The first two of these are old results in which Laci and I both had a hand; the last is much more recent work of Laci and others which he talked about at the meeting.
The problem I want to pose is related to a consequence of both the smallness of primitive permutation groups, and our better understanding of them since the Classification of Finite Simple Groups, In the 1980s, Peter Neumann, Jan Saxl and I showed that for any primitive group, apart from the symmetric and alternating groups and finitely many others, there is a subset of the domain whose setwise stabiliser is trivial. (Incidentally, Laci and I showed that this set could be chosen to have size just a little larger than the square root of n, the number of points, but never managed to publish this.) Ákos Seress, whose recent death is a great loss to many of us, found all the exceptions: there are 43 of them, the largest having degree 32.
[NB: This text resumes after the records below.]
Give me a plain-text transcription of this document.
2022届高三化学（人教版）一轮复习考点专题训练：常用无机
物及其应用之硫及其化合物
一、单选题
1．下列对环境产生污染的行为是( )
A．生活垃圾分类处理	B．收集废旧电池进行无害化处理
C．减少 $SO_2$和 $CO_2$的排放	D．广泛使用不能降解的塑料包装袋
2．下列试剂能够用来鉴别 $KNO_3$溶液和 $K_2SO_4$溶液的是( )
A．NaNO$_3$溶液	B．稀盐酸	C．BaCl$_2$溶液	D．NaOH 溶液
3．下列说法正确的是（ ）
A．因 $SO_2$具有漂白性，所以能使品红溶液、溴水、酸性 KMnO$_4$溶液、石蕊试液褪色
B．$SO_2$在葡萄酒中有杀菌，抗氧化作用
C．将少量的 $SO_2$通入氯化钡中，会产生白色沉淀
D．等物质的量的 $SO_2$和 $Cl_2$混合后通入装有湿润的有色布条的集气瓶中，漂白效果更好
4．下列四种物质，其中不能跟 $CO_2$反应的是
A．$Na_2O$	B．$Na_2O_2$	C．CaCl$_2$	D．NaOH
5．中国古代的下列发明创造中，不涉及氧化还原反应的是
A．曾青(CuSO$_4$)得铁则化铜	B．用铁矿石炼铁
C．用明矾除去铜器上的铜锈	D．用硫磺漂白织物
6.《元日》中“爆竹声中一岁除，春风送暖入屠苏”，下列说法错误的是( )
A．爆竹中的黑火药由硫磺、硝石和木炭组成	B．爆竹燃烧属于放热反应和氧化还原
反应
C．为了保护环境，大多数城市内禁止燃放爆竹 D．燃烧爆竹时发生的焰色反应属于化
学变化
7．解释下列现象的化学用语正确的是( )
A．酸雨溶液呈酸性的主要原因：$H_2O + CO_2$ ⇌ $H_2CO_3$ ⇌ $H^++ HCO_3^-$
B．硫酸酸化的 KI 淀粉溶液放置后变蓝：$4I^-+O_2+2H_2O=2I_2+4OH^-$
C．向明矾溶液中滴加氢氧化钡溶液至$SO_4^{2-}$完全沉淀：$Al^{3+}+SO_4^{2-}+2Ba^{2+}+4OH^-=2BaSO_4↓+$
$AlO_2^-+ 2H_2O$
The other ingredient in the problem is Seidel switching of graphs. Given a graph X, and a subset A of the vertex set, the operation of switching X with respect to A consists of replacing all edges from A to its complement by non-edges, and all non-edges by edges, while leaving edges within A or outside A unchanged. Switching defines an equivalence relation on the set of all graphs with given n-element vertex set, each equivalence class containing 2n−1 graphs (since switching with respect to a set and its complement are the same thing, and switching with respect to two sets is the same as switching with respect to their symmetric difference). The equivalence classes are called switching classes.
Now we can talk about the automorphism group of a switching class, the group of permutations which map some (or every) graph in the class to a graph in the class. It contains as a subgroup the automorphism group of every graph in the class, but may be larger than any of them; for example, there are non-trivial switching classes which have doubly transitive automorphism group (this cannot happen for a non-trivial graph, of course).
Problem Prove that, if S is a switching class (not that of the complete or null graph) which has a primitive automorphism group, then with finitely many exceptions it is true that there is a graph in S which has trivial automorphism group. Find the finitely many exceptions.
One case of this problem already follows from what I said earlier. If there is a graph in S whose automorphism group coincides with that of S, then choose a subset whose stabiliser in this group is trivial, and switch the graph with respect to this subset.
So the case requiring work is that when no graph admits all the automorphisms of the switching class.
There is more to say about this case. Mallows and Sloane, in the course of enumerating switching classes (and showing that they are equinumerous with even graphs), proved that every single automorphism group of a switching class fixes some graph in the class. However, as noted, this may fail for the full automorphism group; this failure is detected by the non-vanishing of a certain cohomology class associated with the action of the group on the permutation module over GF(2) modulo constants.